Differential Gene Expression Analysis Summary

P-value histogram comparison

par(mfrow=c(1,2))
hist(res_10reps$pvalue,breaks=100,col="grey", xlab="p-value",ylim=c(0,1000), main="p-value histogram: 10 Samples per group")
hist(res_3reps$pvalue,breaks=100,ylim=c(0,1000),col="grey", xlab="p-value",main="p-value histogram: 3 Samples per group")

plot of chunk pval_hist_10

#rld_10reps <- rlog(dds_10reps, blind = FALSE)
#plotPCA(rld_10reps, intgroup = c("Diet"))
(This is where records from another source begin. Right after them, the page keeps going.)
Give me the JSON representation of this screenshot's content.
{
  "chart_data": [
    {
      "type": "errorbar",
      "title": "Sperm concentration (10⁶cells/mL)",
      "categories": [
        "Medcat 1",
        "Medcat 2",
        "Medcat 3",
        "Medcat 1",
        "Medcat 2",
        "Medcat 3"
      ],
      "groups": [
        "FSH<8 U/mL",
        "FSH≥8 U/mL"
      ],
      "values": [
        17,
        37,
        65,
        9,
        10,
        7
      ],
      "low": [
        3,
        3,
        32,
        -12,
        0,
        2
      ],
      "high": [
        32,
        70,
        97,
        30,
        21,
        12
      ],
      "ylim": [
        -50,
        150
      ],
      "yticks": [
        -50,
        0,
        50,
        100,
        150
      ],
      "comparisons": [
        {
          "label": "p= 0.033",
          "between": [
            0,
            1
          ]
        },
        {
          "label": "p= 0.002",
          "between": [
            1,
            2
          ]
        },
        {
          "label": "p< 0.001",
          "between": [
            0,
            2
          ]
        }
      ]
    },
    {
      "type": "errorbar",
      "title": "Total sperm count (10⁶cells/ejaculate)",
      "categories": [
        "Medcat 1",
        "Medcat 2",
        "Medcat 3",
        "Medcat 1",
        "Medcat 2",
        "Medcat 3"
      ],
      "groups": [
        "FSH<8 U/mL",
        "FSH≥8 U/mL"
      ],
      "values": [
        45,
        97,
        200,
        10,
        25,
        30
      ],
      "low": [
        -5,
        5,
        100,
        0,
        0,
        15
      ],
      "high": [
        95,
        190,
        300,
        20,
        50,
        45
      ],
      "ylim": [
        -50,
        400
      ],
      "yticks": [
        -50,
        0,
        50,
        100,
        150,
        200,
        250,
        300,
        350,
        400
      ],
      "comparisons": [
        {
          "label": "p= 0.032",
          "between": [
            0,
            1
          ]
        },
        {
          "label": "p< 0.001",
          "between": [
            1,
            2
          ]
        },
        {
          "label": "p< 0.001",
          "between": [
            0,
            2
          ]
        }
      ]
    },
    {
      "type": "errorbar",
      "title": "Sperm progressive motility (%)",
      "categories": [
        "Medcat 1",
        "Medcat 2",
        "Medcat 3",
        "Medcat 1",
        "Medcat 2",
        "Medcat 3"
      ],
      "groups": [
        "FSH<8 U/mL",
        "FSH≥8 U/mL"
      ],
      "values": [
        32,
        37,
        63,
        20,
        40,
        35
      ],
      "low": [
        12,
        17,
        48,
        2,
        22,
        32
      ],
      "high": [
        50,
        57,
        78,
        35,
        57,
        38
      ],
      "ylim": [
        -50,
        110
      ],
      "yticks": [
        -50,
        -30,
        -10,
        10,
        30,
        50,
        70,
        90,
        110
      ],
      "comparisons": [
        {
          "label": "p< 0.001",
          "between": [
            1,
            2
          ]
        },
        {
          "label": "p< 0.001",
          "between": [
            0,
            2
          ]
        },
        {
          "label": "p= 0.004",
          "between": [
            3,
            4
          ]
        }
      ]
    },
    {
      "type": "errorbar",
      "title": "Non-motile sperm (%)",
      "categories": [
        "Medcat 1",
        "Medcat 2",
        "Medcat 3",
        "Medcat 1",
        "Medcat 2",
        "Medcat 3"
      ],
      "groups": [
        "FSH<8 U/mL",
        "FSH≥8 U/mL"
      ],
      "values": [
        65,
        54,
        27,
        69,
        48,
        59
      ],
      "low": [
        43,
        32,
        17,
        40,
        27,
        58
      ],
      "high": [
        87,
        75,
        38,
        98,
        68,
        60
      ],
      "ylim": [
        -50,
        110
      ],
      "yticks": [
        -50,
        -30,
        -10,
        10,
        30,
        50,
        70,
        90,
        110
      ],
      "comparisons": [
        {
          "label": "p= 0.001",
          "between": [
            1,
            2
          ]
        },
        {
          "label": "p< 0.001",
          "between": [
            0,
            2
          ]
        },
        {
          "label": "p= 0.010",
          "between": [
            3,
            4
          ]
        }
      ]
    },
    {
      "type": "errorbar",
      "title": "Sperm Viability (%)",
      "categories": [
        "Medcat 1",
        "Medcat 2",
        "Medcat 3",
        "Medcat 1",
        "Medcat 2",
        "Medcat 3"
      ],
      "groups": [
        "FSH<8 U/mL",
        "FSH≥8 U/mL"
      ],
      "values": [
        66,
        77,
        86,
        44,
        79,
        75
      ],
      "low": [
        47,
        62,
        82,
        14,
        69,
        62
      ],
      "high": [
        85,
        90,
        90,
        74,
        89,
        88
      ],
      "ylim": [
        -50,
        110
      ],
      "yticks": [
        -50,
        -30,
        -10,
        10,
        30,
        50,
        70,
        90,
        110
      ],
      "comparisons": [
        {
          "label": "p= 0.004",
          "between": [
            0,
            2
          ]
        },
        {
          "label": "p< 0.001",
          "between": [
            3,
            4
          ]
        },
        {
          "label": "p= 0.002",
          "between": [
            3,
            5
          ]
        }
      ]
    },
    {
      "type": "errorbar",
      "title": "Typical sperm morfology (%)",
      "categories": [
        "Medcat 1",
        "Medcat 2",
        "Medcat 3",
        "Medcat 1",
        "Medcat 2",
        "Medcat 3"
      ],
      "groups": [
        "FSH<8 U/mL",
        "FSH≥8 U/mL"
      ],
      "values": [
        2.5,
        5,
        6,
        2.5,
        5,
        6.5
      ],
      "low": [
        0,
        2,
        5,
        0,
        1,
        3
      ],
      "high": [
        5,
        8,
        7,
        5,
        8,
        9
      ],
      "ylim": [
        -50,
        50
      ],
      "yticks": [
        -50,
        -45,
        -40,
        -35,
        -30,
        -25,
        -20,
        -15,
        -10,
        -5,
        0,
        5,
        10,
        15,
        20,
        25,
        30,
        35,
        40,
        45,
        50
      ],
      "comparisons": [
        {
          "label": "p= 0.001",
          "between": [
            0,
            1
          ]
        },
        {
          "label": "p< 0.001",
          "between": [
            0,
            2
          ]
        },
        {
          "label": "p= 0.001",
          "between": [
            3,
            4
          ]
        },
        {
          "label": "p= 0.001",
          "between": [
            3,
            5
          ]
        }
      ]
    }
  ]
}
DESEQ2 Summary: 3 samples per group

### summary of Differential Expression analysis
summary(res_3reps)

out of 11188 with nonzero total read count
adjusted p-value < 0.1
LFC > 0 (up)     : 275, 2.5% 
LFC < 0 (down)   : 193, 1.7% 
outliers [1]     : 46, 0.41% 
low counts [2]   : 0, 0% 
(mean count < 32)
[1] see 'cooksCutoff' argument of ?results
[2] see 'independentFiltering' argument of ?results

DESEQ2 Summary: 10 samples per group

### summary of Differential Expression analysis
summary(res_10reps)

out of 8728 with nonzero total read count
adjusted p-value < 0.1
LFC > 0 (up)     : 496, 5.7% 
LFC < 0 (down)   : 406, 4.7% 
outliers [1]     : 0, 0% 
low counts [2]   : 0, 0% 
(mean count < 20)
[1] see 'cooksCutoff' argument of ?results
[2] see 'independentFiltering' argument of ?results
sig_genes_10reps = as.data.frame(res_10reps) %>% 
                  rownames_to_column('gene_id') %>%
                  filter(padj<0.1) %>% pull(gene_id)
length(sig_genes_10reps)
[1] 902
length(union(sig_genes_10reps, sig_genes_3reps))
[1] 1237
length(intersect(sig_genes_10reps, sig_genes_3reps))
[1] 133
# Combining the two above..
comb <- unique(c(sig_genes_10reps, sig_genes_3reps))
length(comb)
[1] 1237
# Comparing comb with the above two
sig_genes_10reps_2 <- comb %in% sig_genes_10reps
sig_genes_3reps_2 <- comb %in% sig_genes_3reps

# Generating venn counts to plot venn diagram
sig_genes <- cbind(sig_genes_10reps_2, sig_genes_3reps_2)
head(sig_genes)
     sig_genes_10reps_2 sig_genes_3reps_2
[1,]               TRUE             FALSE
[2,]               TRUE             FALSE
[3,]               TRUE             FALSE
[4,]               TRUE             FALSE
[5,]               TRUE             FALSE
[6,]               TRUE              TRUE
sig_genes_counts <- vennCounts(sig_genes)

vennDiagram(sig_genes_counts, cex = 1,names = c("10 reps","3 reps"), circle.col = c("red", "blue"))

plot of chunk res_summary_10

Key Points

  • Non-coding RNA can be used to check for sample mixups in RNA sequencing data.